La Tesla envoyée dans l’espace par la fusée SpaceX d’Elon Musk, le 6 février. / SpaceX via AP

Editorial du « Monde ». La privatisation de la conquête spatiale s’accélère. Le 6 février, SpaceX, la société d’Elon Musk, a réussi à envoyer au-delà de l’orbite martienne une voiture Tesla (également propriété du milliardaire), à bord de son lanceur, Falcon Heavy, le plus puissant du monde. Le 11 février, le Washington Post a révélé que les Etats-Unis envisagent de mettre fin à leur contribution financière à la Station spatiale internationale d’ici à 2024 pour confier son exploitation à des entreprises privées. Blue Origin, créée par le fondateur d’Amazon, Jeff Bezos, travaille à la mise au point du lanceur New Glenn, capable de placer en orbite des charges lourdes. Enfin, SpaceX prévoit, vers 2025, une nouvelle expédition humaine vers la Lune grâce à un lanceur trois fois plus puissant que Falcon Heavy, l’objectif à long terme étant de coloniser Mars.

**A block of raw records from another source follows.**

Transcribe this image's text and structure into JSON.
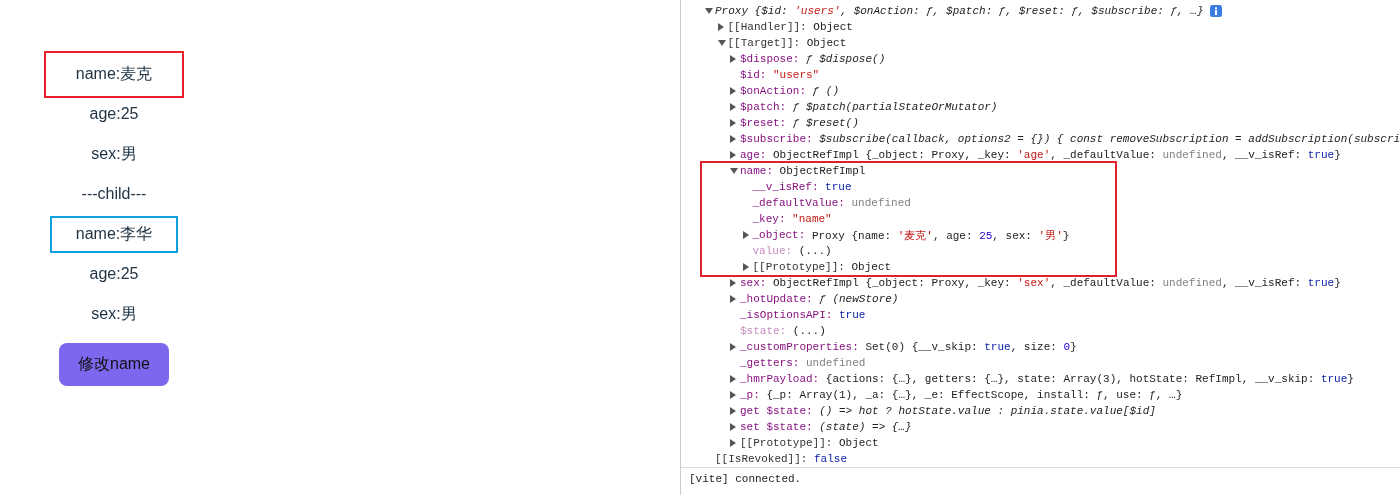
{
  "app": {
    "items": [
      {
        "text": "name:麦克",
        "outlined": true,
        "color": "#e8202a"
      },
      {
        "text": "age:25",
        "outlined": false
      },
      {
        "text": "sex:男",
        "outlined": false
      },
      {
        "text": "---child---",
        "outlined": false
      },
      {
        "text": "name:李华",
        "outlined": true,
        "color": "#0ea0e0"
      },
      {
        "text": "age:25",
        "outlined": false
      },
      {
        "text": "sex:男",
        "outlined": false
      }
    ],
    "button": "修改name"
  },
  "console": {
    "tree": [
      {
        "kind": "header",
        "expanded": true,
        "info": true,
        "value": [
          {
            "text": "Proxy {$id: ",
            "kind": "italic"
          },
          {
            "text": "'users'",
            "kind": "string-italic"
          },
          {
            "text": ", $onAction: ƒ, $patch: ƒ, $reset: ƒ, $subscribe: ƒ, …}",
            "kind": "italic"
          }
        ],
        "children": [
          {
            "key": "[[Handler]]:",
            "kind": "internal",
            "expanded": false,
            "value": [
              {
                "text": "Object",
                "kind": "text"
              }
            ]
          },
          {
            "key": "[[Target]]:",
            "kind": "internal",
            "expanded": true,
            "value": [
              {
                "text": "Object",
                "kind": "text"
              }
            ],
            "children": [
              {
                "key": "$dispose:",
                "kind": "property",
                "dimmed": false,
                "expanded": false,
                "value": [
                  {
                    "text": "ƒ $dispose()",
                    "kind": "italic"
                  }
                ]
              },
              {
                "key": "$id:",
                "kind": "property",
                "dimmed": false,
                "value": [
                  {
                    "text": "\"users\"",
                    "kind": "string"
                  }
                ]
              },
              {
                "key": "$onAction:",
                "kind": "property",
                "dimmed": false,
                "expanded": false,
                "value": [
                  {
                    "text": "ƒ ()",
                    "kind": "italic"
                  }
                ]
              },
              {
                "key": "$patch:",
                "kind": "property",
                "dimmed": false,
                "expanded": false,
                "value": [
                  {
                    "text": "ƒ $patch(partialStateOrMutator)",
                    "kind": "italic"
                  }
                ]
              },
              {
                "key": "$reset:",
                "kind": "property",
                "dimmed": false,
                "expanded": false,
                "value": [
                  {
                    "text": "ƒ $reset()",
                    "kind": "italic"
                  }
                ]
              },
              {
                "key": "$subscribe:",
                "kind": "property",
                "dimmed": false,
                "expanded": false,
                "value": [
                  {
                    "text": "$subscribe(callback, options2 = {}) { const removeSubscription = addSubscription(subscri",
                    "kind": "italic"
                  }
                ]
              },
              {
                "key": "age:",
                "kind": "property",
                "dimmed": false,
                "expanded": false,
                "value": [
                  {
                    "text": "ObjectRefImpl {_object: Proxy, _key: ",
                    "kind": "text"
                  },
                  {
                    "text": "'age'",
                    "kind": "string"
                  },
                  {
                    "text": ", _defaultValue: ",
                    "kind": "text"
                  },
                  {
                    "text": "undefined",
                    "kind": "undefined"
                  },
                  {
                    "text": ", __v_isRef: ",
                    "kind": "text"
                  },
                  {
                    "text": "true",
                    "kind": "keyword"
                  },
                  {
                    "text": "}",
                    "kind": "text"
                  }
                ]
              },
              {
                "key": "name:",
                "kind": "property",
                "dimmed": false,
                "expanded": true,
                "highlighted": true,
                "value": [
                  {
                    "text": "ObjectRefImpl",
                    "kind": "text"
                  }
                ],
                "children": [
                  {
                    "key": "__v_isRef:",
                    "kind": "property",
                    "dimmed": false,
                    "value": [
                      {
                        "text": "true",
                        "kind": "keyword"
                      }
                    ]
                  },
                  {
                    "key": "_defaultValue:",
                    "kind": "property",
                    "dimmed": false,
                    "value": [
                      {
                        "text": "undefined",
                        "kind": "undefined"
                      }
                    ]
                  },
                  {
                    "key": "_key:",
                    "kind": "property",
                    "dimmed": false,
                    "value": [
                      {
                        "text": "\"name\"",
                        "kind": "string"
                      }
                    ]
                  },
                  {
                    "key": "_object:",
                    "kind": "property",
                    "dimmed": false,
                    "expanded": false,
                    "value": [
                      {
                        "text": "Proxy {name: ",
                        "kind": "text"
                      },
                      {
                        "text": "'麦克'",
                        "kind": "string"
                      },
                      {
                        "text": ", age: ",
                        "kind": "text"
                      },
                      {
                        "text": "25",
                        "kind": "number"
                      },
                      {
                        "text": ", sex: ",
                        "kind": "text"
                      },
                      {
                        "text": "'男'",
                        "kind": "string"
                      },
                      {
                        "text": "}",
                        "kind": "text"
                      }
                    ]
                  },
                  {
                    "key": "value:",
                    "kind": "property",
                    "dimmed": true,
                    "value": [
                      {
                        "text": "(...)",
                        "kind": "text"
                      }
                    ]
                  },
                  {
                    "key": "[[Prototype]]:",
                    "kind": "internal",
                    "expanded": false,
                    "value": [
                      {
                        "text": "Object",
                        "kind": "text"
                      }
                    ]
                  }
                ]
              },
              {
                "key": "sex:",
                "kind": "property",
                "dimmed": false,
                "expanded": false,
                "value": [
                  {
                    "text": "ObjectRefImpl {_object: Proxy, _key: ",
                    "kind": "text"
                  },
                  {
                    "text": "'sex'",
                    "kind": "string"
                  },
                  {
                    "text": ", _defaultValue: ",
                    "kind": "text"
                  },
                  {
                    "text": "undefined",
                    "kind": "undefined"
                  },
                  {
                    "text": ", __v_isRef: ",
                    "kind": "text"
                  },
                  {
                    "text": "true",
                    "kind": "keyword"
                  },
                  {
                    "text": "}",
                    "kind": "text"
                  }
                ]
              },
              {
                "key": "_hotUpdate:",
                "kind": "property",
                "dimmed": false,
                "expanded": false,
                "value": [
                  {
                    "text": "ƒ (newStore)",
                    "kind": "italic"
                  }
                ]
              },
              {
                "key": "_isOptionsAPI:",
                "kind": "property",
                "dimmed": false,
                "value": [
                  {
                    "text": "true",
                    "kind": "keyword"
                  }
                ]
              },
              {
                "key": "$state:",
                "kind": "property",
                "dimmed": true,
                "value": [
                  {
                    "text": "(...)",
                    "kind": "text"
                  }
                ]
              },
              {
                "key": "_customProperties:",
                "kind": "property",
                "dimmed": false,
                "expanded": false,
                "value": [
                  {
                    "text": "Set(0) {__v_skip: ",
                    "kind": "text"
                  },
                  {
                    "text": "true",
                    "kind": "keyword"
                  },
                  {
                    "text": ", size: ",
                    "kind": "text"
                  },
                  {
                    "text": "0",
                    "kind": "number"
                  },
                  {
                    "text": "}",
                    "kind": "text"
                  }
                ]
              },
              {
                "key": "_getters:",
                "kind": "property",
                "dimmed": false,
                "value": [
                  {
                    "text": "undefined",
                    "kind": "undefined"
                  }
                ]
              },
              {
                "key": "_hmrPayload:",
                "kind": "property",
                "dimmed": false,
                "expanded": false,
                "value": [
                  {
                    "text": "{actions: {…}, getters: {…}, state: Array(3), hotState: RefImpl, __v_skip: ",
                    "kind": "text"
                  },
                  {
                    "text": "true",
                    "kind": "keyword"
                  },
                  {
                    "text": "}",
                    "kind": "text"
                  }
                ]
              },
              {
                "key": "_p:",
                "kind": "property",
                "dimmed": false,
                "expanded": false,
                "value": [
                  {
                    "text": "{_p: Array(1), _a: {…}, _e: EffectScope, install: ƒ, use: ƒ, …}",
                    "kind": "text"
                  }
                ]
              },
              {
                "key": "get $state:",
                "kind": "property",
                "dimmed": false,
                "expanded": false,
                "value": [
                  {
                    "text": "() => hot ? hotState.value : pinia.state.value[$id]",
                    "kind": "italic"
                  }
                ]
              },
              {
                "key": "set $state:",
                "kind": "property",
                "dimmed": false,
                "expanded": false,
                "value": [
                  {
                    "text": "(state) => {…}",
                    "kind": "italic"
                  }
                ]
              },
              {
                "key": "[[Prototype]]:",
                "kind": "internal",
                "expanded": false,
                "value": [
                  {
                    "text": "Object",
                    "kind": "text"
                  }
                ]
              }
            ]
          }
        ]
      },
      {
        "key": "[[IsRevoked]]:",
        "kind": "internal",
        "value": [
          {
            "text": "false",
            "kind": "keyword"
          }
        ]
      }
    ],
    "message": "[vite] connected."
  }
}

En seulement quelques années, ce que l’on appelle désormais le « New Space », ces nouveaux acteurs de la conquête spatiale, a fait irruption dans un domaine qui, depuis les origines, était l’apanage de gouvernements se livrant à une compétition féroce pour démontrer leur supériorité technologique. Mais, aujourd’hui, les tensions budgétaires auxquelles les Etats doivent faire face les poussent à encourager des entreprises privées à prendre le relais, même si celles-ci restent largement subventionnées par des fonds publics.

De ce point de vue, le Space Act, promulgué en décembre 2015 par Barack Obama, constitue un tournant majeur, car il remet en cause le traité de l’espace de 1967. Signé à l’initiative des Etats-Unis et de l’URSS, celui-ci visait à préserver l’espace des égoïsmes nationaux en le considérant comme un bien commun ne pouvant pas faire l’objet de revendications de souveraineté. La logique a été poussée un peu plus loin en 1979, avec le traité sur la Lune, qui fait du satellite naturel de la Terre une partie intégrante du « patrimoine commun de l’humanité ». Toutefois, ce texte n’a pas été ratifié par les grandes puissances spatiales.

Marchandisation

Si le Space Act ne remet pas en cause le fait qu’un Etat ne puisse pas s’approprier un corps céleste, il autorise en revanche une entreprise privée à exploiter les ressources qui s’y trouvent. Cette interprétation subjective du droit international par les Etats-Unis a finalement suscité assez peu de protestations, encourageant le Luxembourg ou les Emirats arabes unis à adopter la même lecture.

Outre l’aspect éthique que pose la marchandisation de l’espace, le mouvement de privatisation actuel soulève plusieurs interrogations. D’abord, la multiplication de lancements d’objets va générer une masse de débris qui risque de se transformer en pollution irréversible. Ensuite, ces entreprises privées poursuivent des intérêts mercantiles, qui ne sont pas forcément compatibles avec le droit sur la protection des planètes censé préserver les activités scientifiques, qui, elles, ne sont pas systématiquement rentables.

Mais, surtout, il semble urgent de définir de nouvelles règles pour que l’espace continue à être considéré comme un bien commun. L’exemple de l’Autorité internationale des fonds marins, qui garantit une certaine équité entre les pays pour l’exploitation des ressources, pourrait servir de modèle. Si Elon Musk a réussi à redonner un élan formidable au vieux rêve humain de conquête de l’espace, il ne doit pas nous faire oublier que celle-ci doit se poursuivre à l’abri des seuls intérêts d’une poignée de milliardaires, aussi talentueux soient-ils.